Cisco will claim otherwise, but judging by the Smartnet trajectory, they are heavily incentivizing you to move to the FP platform. The ASA platform is going away or at best will be neglected. I wouldn’t buy a 5585 right now. You could get a Fortigate for half the TCO and not have to deal with the Cisco bullshit.

Among the limitations I noted, FP doesn’t do (or the SE was dumb) NAT, simple ACLs, or client VPN. Which is fucking hilarious. You need a firewall to get your firewall to do firewall things. The FP is also basically a hypervisor, and Cisco has modules for everything. They recommended like 6 different products for us. I imagine that’s going to be a major pain in the ass to configure and maintain with subscriptions and service for everything.

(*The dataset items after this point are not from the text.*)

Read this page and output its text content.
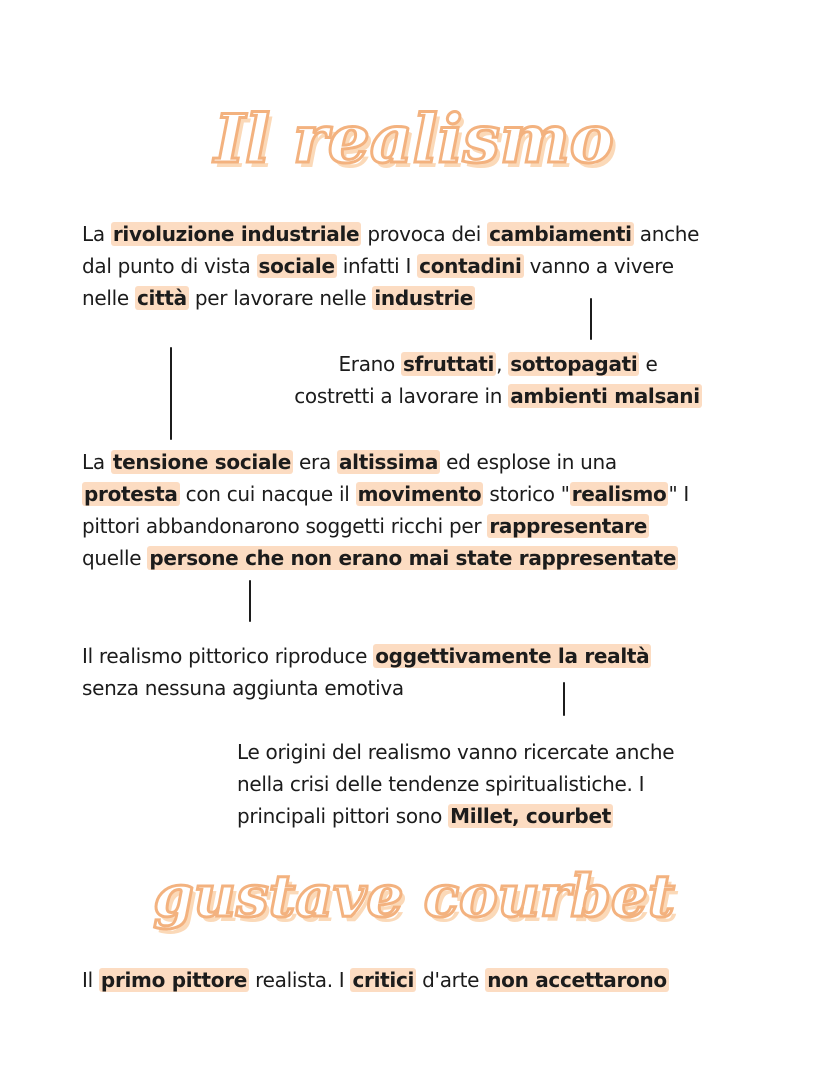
Il realismo

La rivoluzione industriale provoca dei cambiamenti anche
dal punto di vista sociale infatti I contadini vanno a vivere
nelle città per lavorare nelle industrie

Erano sfruttati , sottopagati e
costretti a lavorare in ambienti malsani

La tensione sociale era altissima ed esplose in una
protesta con cui nacque il movimento storico " realismo " I
pittori abbandonarono soggetti ricchi per rappresentare
quelle persone che non erano mai state rappresentate

Il realismo pittorico riproduce oggettivamente la realtà
senza nessuna aggiunta emotiva

Le origini del realismo vanno ricercate anche
nella crisi delle tendenze spiritualistiche. I
principali pittori sono Millet, courbet

gustave courbet

Il primo pittore realista. I critici d'arte non accettarono
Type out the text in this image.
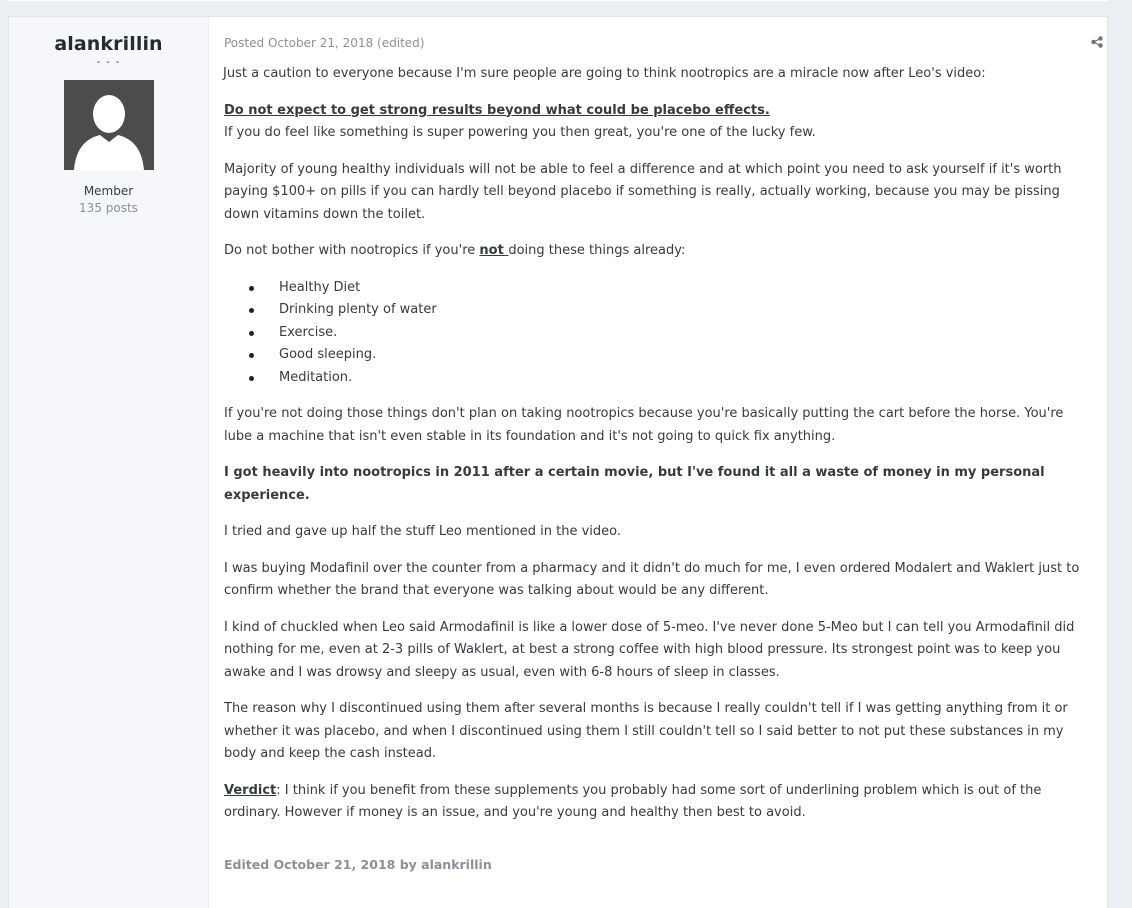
alankrillin
- - -
Member
135 posts
Posted October 21, 2018 (edited)

Just a caution to everyone because I'm sure people are going to think nootropics are a miracle now after Leo's video:

Do not expect to get strong results beyond what could be placebo effects.
If you do feel like something is super powering you then great, you're one of the lucky few.

Majority of young healthy individuals will not be able to feel a difference and at which point you need to ask yourself if it's worth paying $100+ on pills if you can hardly tell beyond placebo if something is really, actually working, because you may be pissing down vitamins down the toilet.

Do not bother with nootropics if you're not doing these things already:

Healthy Diet
Drinking plenty of water
Exercise.
Good sleeping.
Meditation.

If you're not doing those things don't plan on taking nootropics because you're basically putting the cart before the horse. You're lube a machine that isn't even stable in its foundation and it's not going to quick fix anything.

I got heavily into nootropics in 2011 after a certain movie, but I've found it all a waste of money in my personal experience.

I tried and gave up half the stuff Leo mentioned in the video.

I was buying Modafinil over the counter from a pharmacy and it didn't do much for me, I even ordered Modalert and Waklert just to confirm whether the brand that everyone was talking about would be any different.

I kind of chuckled when Leo said Armodafinil is like a lower dose of 5-meo. I've never done 5-Meo but I can tell you Armodafinil did nothing for me, even at 2-3 pills of Waklert, at best a strong coffee with high blood pressure. Its strongest point was to keep you awake and I was drowsy and sleepy as usual, even with 6-8 hours of sleep in classes.

The reason why I discontinued using them after several months is because I really couldn't tell if I was getting anything from it or whether it was placebo, and when I discontinued using them I still couldn't tell so I said better to not put these substances in my body and keep the cash instead.

Verdict: I think if you benefit from these supplements you probably had some sort of underlining problem which is out of the ordinary. However if money is an issue, and you're young and healthy then best to avoid.

Edited October 21, 2018 by alankrillin
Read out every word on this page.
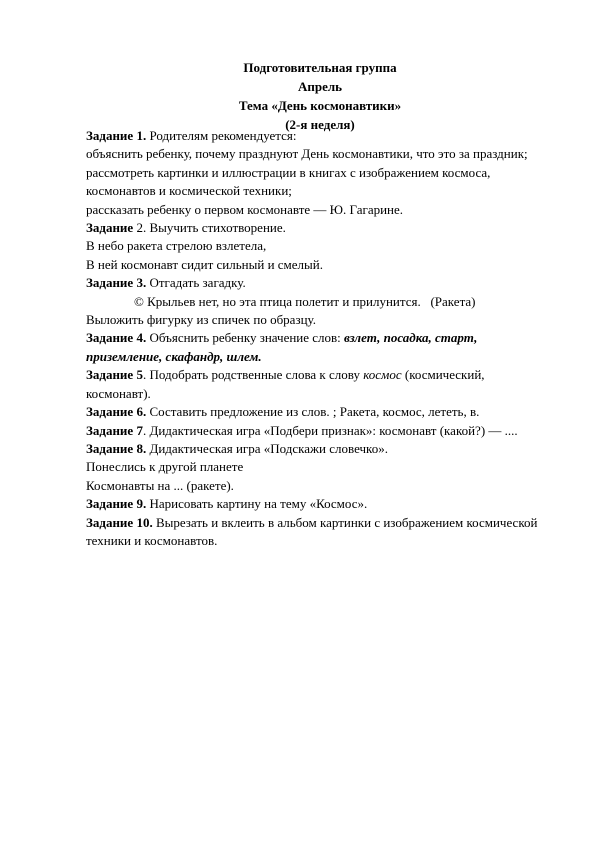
Подготовительная группа
Апрель
Тема «День космонавтики»
(2-я неделя)
Задание 1. Родителям рекомендуется:
объяснить ребенку, почему празднуют День космонавтики, что это за праздник;
рассмотреть картинки и иллюстрации в книгах с изображением космоса, космонавтов и космической техники;
рассказать ребенку о первом космонавте — Ю. Гагарине.
Задание 2. Выучить стихотворение.
В небо ракета стрелою взлетела,
В ней космонавт сидит сильный и смелый.
Задание 3. Отгадать загадку.
© Крыльев нет, но эта птица полетит и прилунится.   (Ракета)
Выложить фигурку из спичек по образцу.
Задание 4. Объяснить ребенку значение слов: взлет, посадка, старт, приземление, скафандр, шлем.
Задание 5. Подобрать родственные слова к слову космос (космический, космонавт).
Задание 6. Составить предложение из слов. ; Ракета, космос, лететь, в.
Задание 7. Дидактическая игра «Подбери признак»: космонавт (какой?) — ....
Задание 8. Дидактическая игра «Подскажи словечко».
Понеслись к другой планете
Космонавты на ... (ракете).
Задание 9. Нарисовать картину на тему «Космос».
Задание 10. Вырезать и вклеить в альбом картинки с изображением космической техники и космонавтов.
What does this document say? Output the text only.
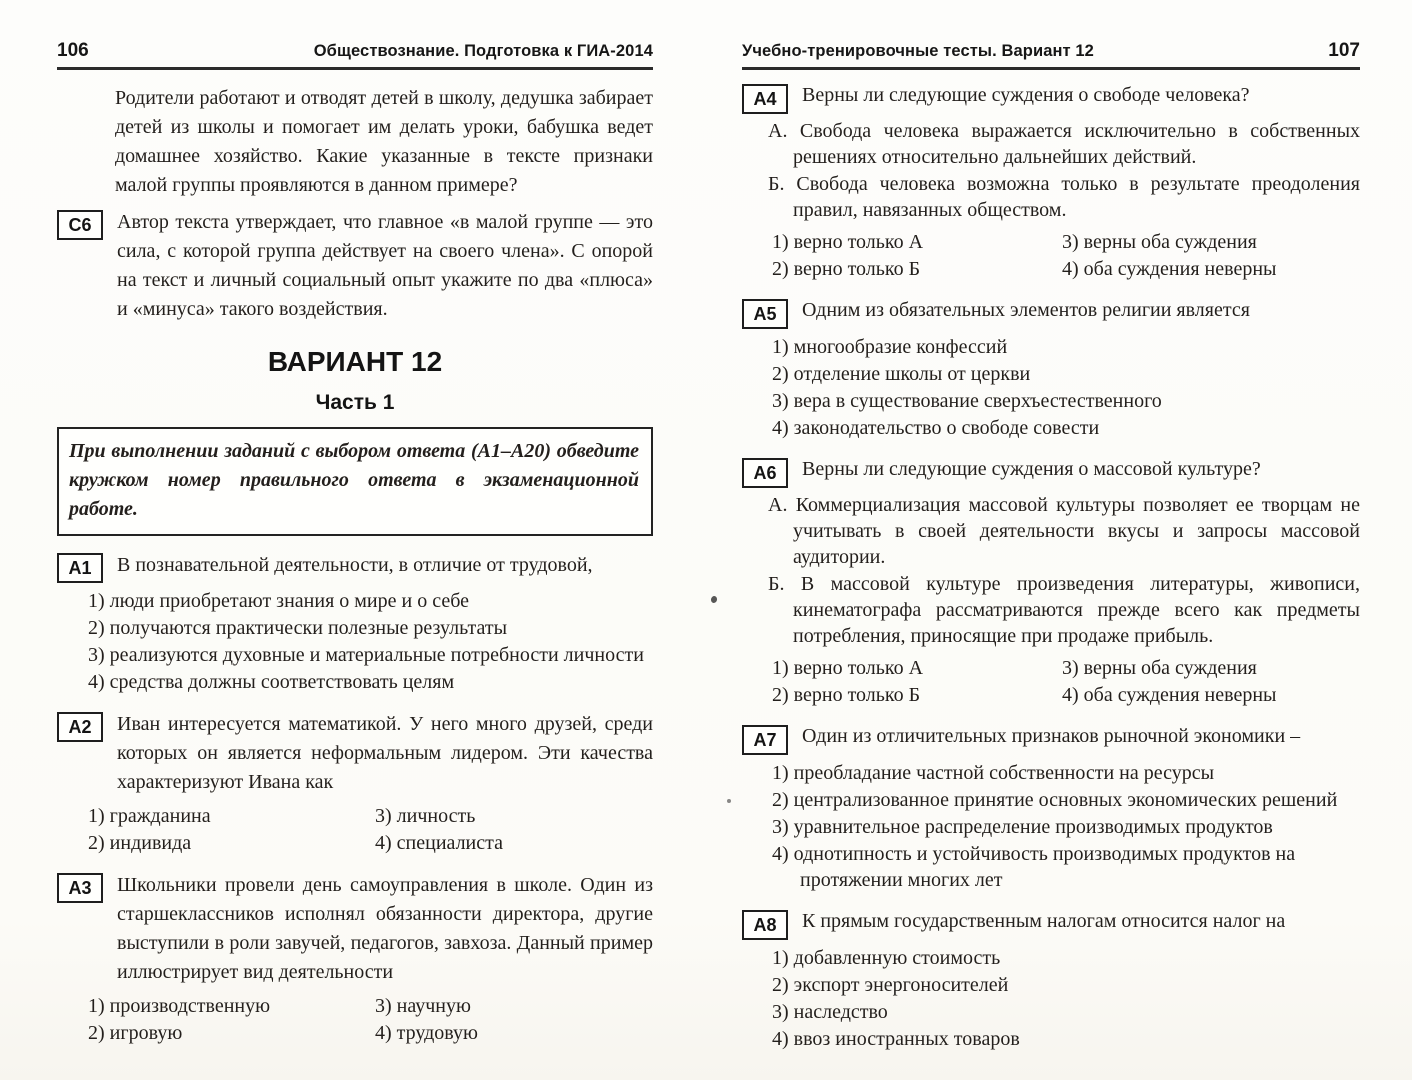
106	Обществознание. Подготовка к ГИА-2014

Родители работают и отводят детей в школу, дедушка забирает детей из школы и помогает им делать уроки, бабушка ведет домашнее хозяйство. Какие указанные в тексте признаки малой группы проявляются в данном примере?

С6	Автор текста утверждает, что главное «в малой группе — это сила, с которой группа действует на своего члена». С опорой на текст и личный социальный опыт укажите по два «плюса» и «минуса» такого воздействия.

ВАРИАНТ 12
Часть 1
При выполнении заданий с выбором ответа (А1–А20) обведите кружком номер правильного ответа в экзаменационной работе.
А1	В познавательной деятельности, в отличие от трудовой,

1) люди приобретают знания о мире и о себе
2) получаются практически полезные результаты
3) реализуются духовные и материальные потребности личности
4) средства должны соответствовать целям
А2	Иван интересуется математикой. У него много друзей, среди которых он является неформальным лидером. Эти качества характеризуют Ивана как

1) гражданина
2) индивида
3) личность
4) специалиста
А3	Школьники провели день самоуправления в школе. Один из старшеклассников исполнял обязанности директора, другие выступили в роли завучей, педагогов, завхоза. Данный пример иллюстрирует вид деятельности

1) производственную
2) игровую
3) научную
4) трудовую
Учебно-тренировочные тесты. Вариант 12	107
А4	Верны ли следующие суждения о свободе человека?

А. Свобода человека выражается исключительно в собственных решениях относительно дальнейших действий.
Б. Свобода человека возможна только в результате преодоления правил, навязанных обществом.
1) верно только А
2) верно только Б
3) верны оба суждения
4) оба суждения неверны
А5	Одним из обязательных элементов религии является

1) многообразие конфессий
2) отделение школы от церкви
3) вера в существование сверхъестественного
4) законодательство о свободе совести
А6	Верны ли следующие суждения о массовой культуре?

А. Коммерциализация массовой культуры позволяет ее творцам не учитывать в своей деятельности вкусы и запросы массовой аудитории.
Б. В массовой культуре произведения литературы, живописи, кинематографа рассматриваются прежде всего как предметы потребления, приносящие при продаже прибыль.
1) верно только А
2) верно только Б
3) верны оба суждения
4) оба суждения неверны
А7	Один из отличительных признаков рыночной экономики –

1) преобладание частной собственности на ресурсы
2) централизованное принятие основных экономических решений
3) уравнительное распределение производимых продуктов
4) однотипность и устойчивость производимых продуктов на протяжении многих лет
А8	К прямым государственным налогам относится налог на

1) добавленную стоимость
2) экспорт энергоносителей
3) наследство
4) ввоз иностранных товаров
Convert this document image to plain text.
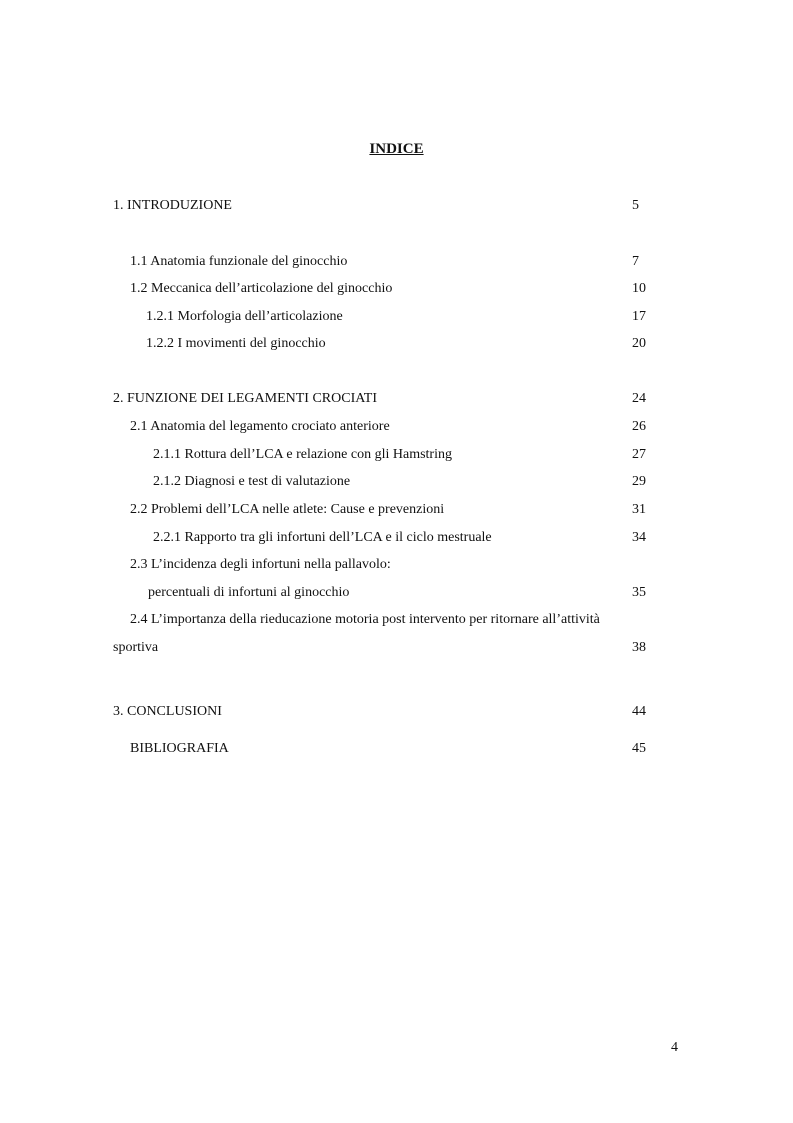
INDICE
1. INTRODUZIONE	5
1.1 Anatomia funzionale del ginocchio	7
1.2 Meccanica dell’articolazione del ginocchio	10
1.2.1 Morfologia dell’articolazione	17
1.2.2 I movimenti del ginocchio	20
2. FUNZIONE DEI LEGAMENTI CROCIATI	24
2.1 Anatomia del legamento crociato anteriore	26
2.1.1 Rottura dell’LCA e relazione con gli Hamstring	27
2.1.2 Diagnosi e test di valutazione	29
2.2 Problemi dell’LCA nelle atlete: Cause e prevenzioni	31
2.2.1 Rapporto tra gli infortuni dell’LCA e il ciclo mestruale	34
2.3 L’incidenza degli infortuni nella pallavolo:
percentuali di infortuni al ginocchio	35
2.4 L’importanza della rieducazione motoria post intervento per ritornare all’attività
sportiva	38
3. CONCLUSIONI	44
BIBLIOGRAFIA	45
4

When I pressed the SE with “I shouldn’t need a CCIE-Sec to configure this firewall, this seems very complicated and I’m not seeing the vision”, they dodged with Oh man but check out this cool stuff we can do if you get endpoint security.

RemindMe! 5 weeks “update this guy when you know fp”

FTD currently does NAT, simple ACLS and will do client VPN in the next version which my company is beta testing now. Sounds like your SE did a canned demo of all the integration points and wasn’t much of a security expert to answer you on the things you cared about. It happens…

I will be messaging you on [2017-03-02 18:12:16 UTC](2017-03-02 - Wolfram|Alpha 18:12:16 UTC To Local Time) to remind you of this link.